His friends had similar experiences, and the following year they launched urbancougars.com, which made Rolling Stone magazine's Hot List in 2005. Next month, they are relaunching the site with more user-generated content.
Instead of getting offended, former Toronto Sun sex columnist Valerie Gibson took ownership of the cougar moniker, writing "Cougar: A Guide for Older Women Dating Younger Men" (Key Porter Books, 2002) the same year she first heard it in Canada. "I thought, 'That's a wonderful image of older women,'" Gibson says. "Throughout history, we have never been in charge of our sexual lives past 40, but now we are. We are vital. We are sensual. We do the choosing, dumping and picking. It's a wonderful control."
In her book, and in the revised edition, due out next year, she talks about the new breed of single, older woman as "confident, sophisticated, desirable and sexy," a woman who knows exactly what she wants ("younger men and lots of great sex") and what she doesn't ("children, cohabitation or commitment"). The new edition will also have a section for pumas, or cougars in training.

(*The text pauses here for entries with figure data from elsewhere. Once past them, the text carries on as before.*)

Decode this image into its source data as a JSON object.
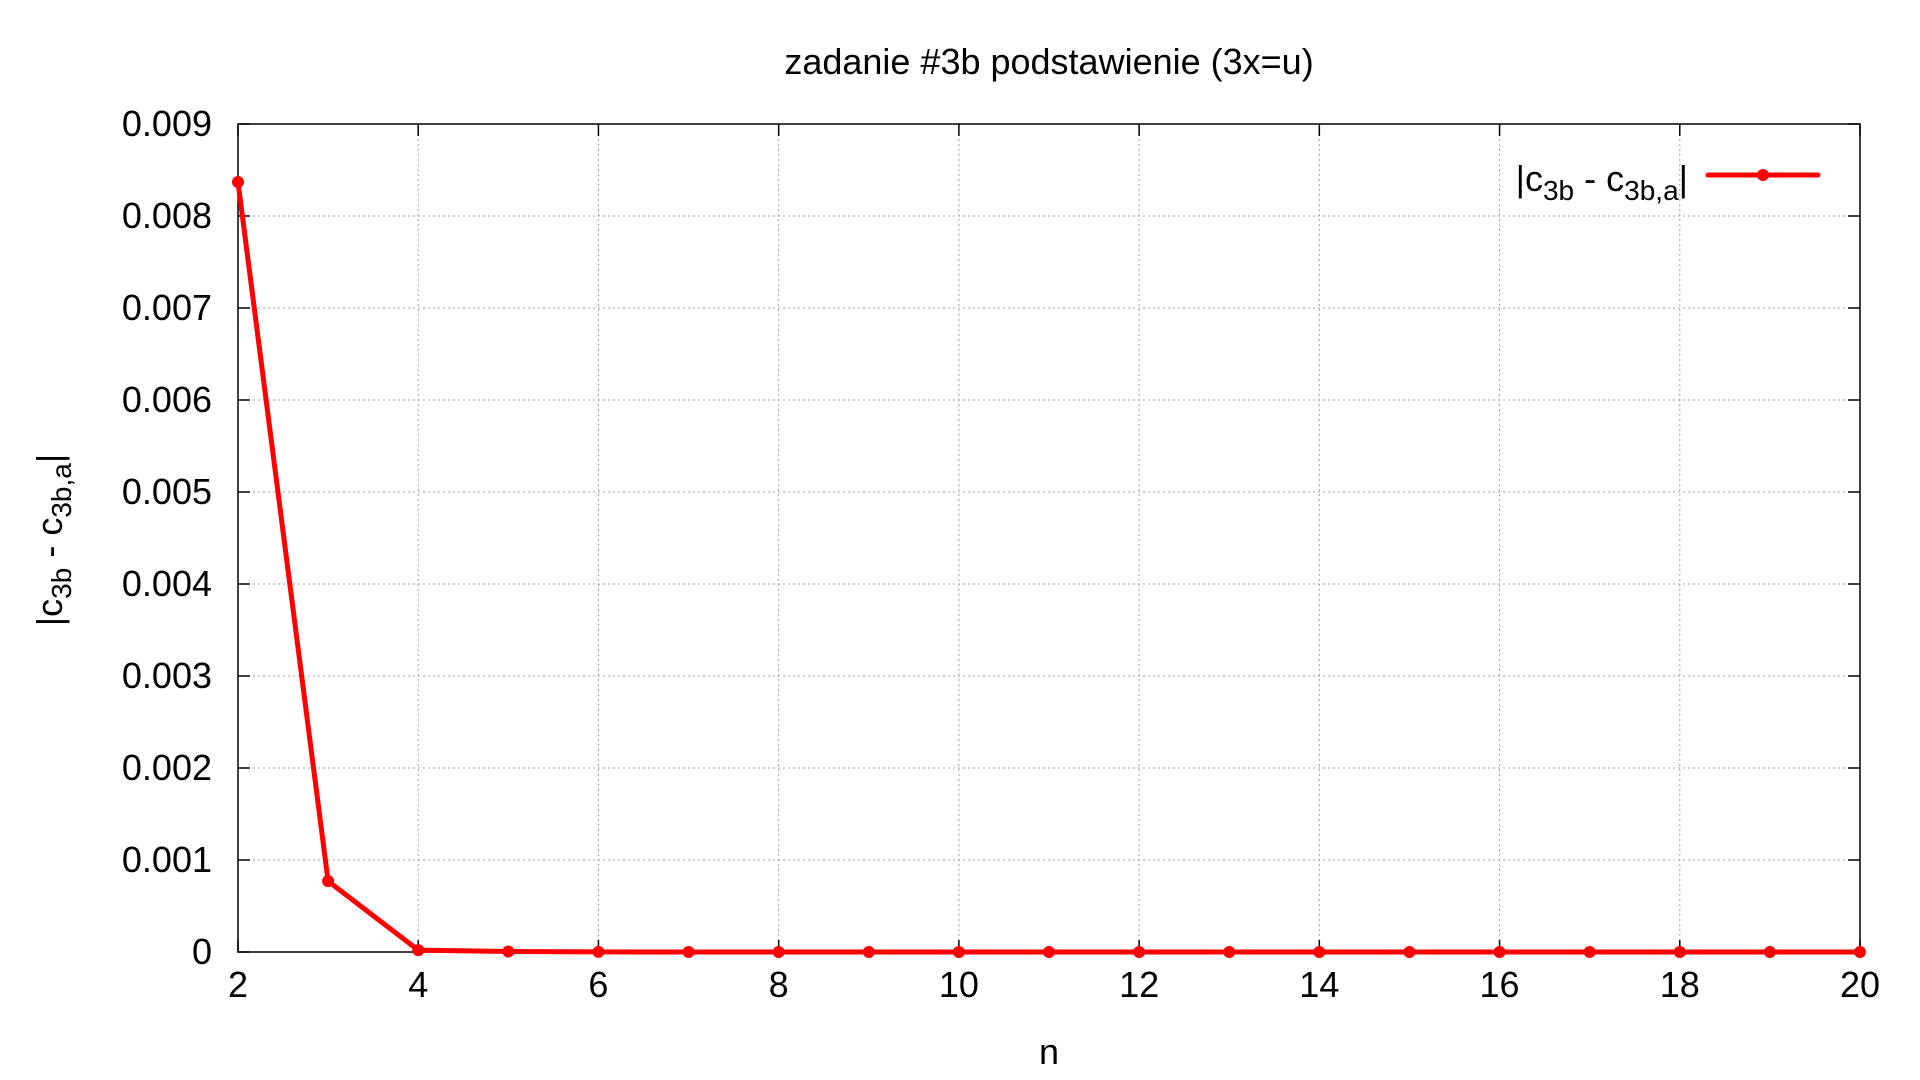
{
  "colors": {
    "series": "#ff0000",
    "grid": "#a0a0a0",
    "axis": "#000000",
    "background": "#ffffff"
  },
  "chart_data": {
    "type": "line",
    "title": "zadanie #3b podstawienie (3x=u)",
    "xlabel": "n",
    "ylabel": {
      "prefix": "|c",
      "sub1": "3b",
      "middle": " - c",
      "sub2": "3b,a",
      "suffix": "|"
    },
    "xlim": [
      2,
      20
    ],
    "ylim": [
      0,
      0.009
    ],
    "xticks": [
      2,
      4,
      6,
      8,
      10,
      12,
      14,
      16,
      18,
      20
    ],
    "xtick_labels": [
      "2",
      "4",
      "6",
      "8",
      "10",
      "12",
      "14",
      "16",
      "18",
      "20"
    ],
    "yticks": [
      0,
      0.001,
      0.002,
      0.003,
      0.004,
      0.005,
      0.006,
      0.007,
      0.008,
      0.009
    ],
    "ytick_labels": [
      "0",
      "0.001",
      "0.002",
      "0.003",
      "0.004",
      "0.005",
      "0.006",
      "0.007",
      "0.008",
      "0.009"
    ],
    "grid": true,
    "legend_position": "top-right",
    "series": [
      {
        "name": {
          "prefix": "|c",
          "sub1": "3b",
          "middle": " - c",
          "sub2": "3b,a",
          "suffix": "|"
        },
        "x": [
          2,
          3,
          4,
          5,
          6,
          7,
          8,
          9,
          10,
          11,
          12,
          13,
          14,
          15,
          16,
          17,
          18,
          19,
          20
        ],
        "y": [
          0.00837,
          0.00077,
          2e-05,
          5e-06,
          1e-06,
          0,
          0,
          0,
          0,
          0,
          0,
          0,
          0,
          0,
          0,
          0,
          0,
          0,
          0
        ]
      }
    ]
  }
}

Gibson, whose last marriage was to a man 14 years her junior, is frank about why the age disparity works. "Women in their 40s and up are in their sexual prime and young men hit their sexual peak in their late 20s," she says.
These days, Gibson says it is the men who pursue the older women. "They find the women are simply more interesting," she says. "They've lived."
Gibson once threw Cougar Cruises around Lake Ontario and she noted that her most recent tour was oversold. Young men were lined up at the dock, eager to hop on board. It was at least three cubs per cougar. "They're the predatory ones now," she says. "They do the pouncing."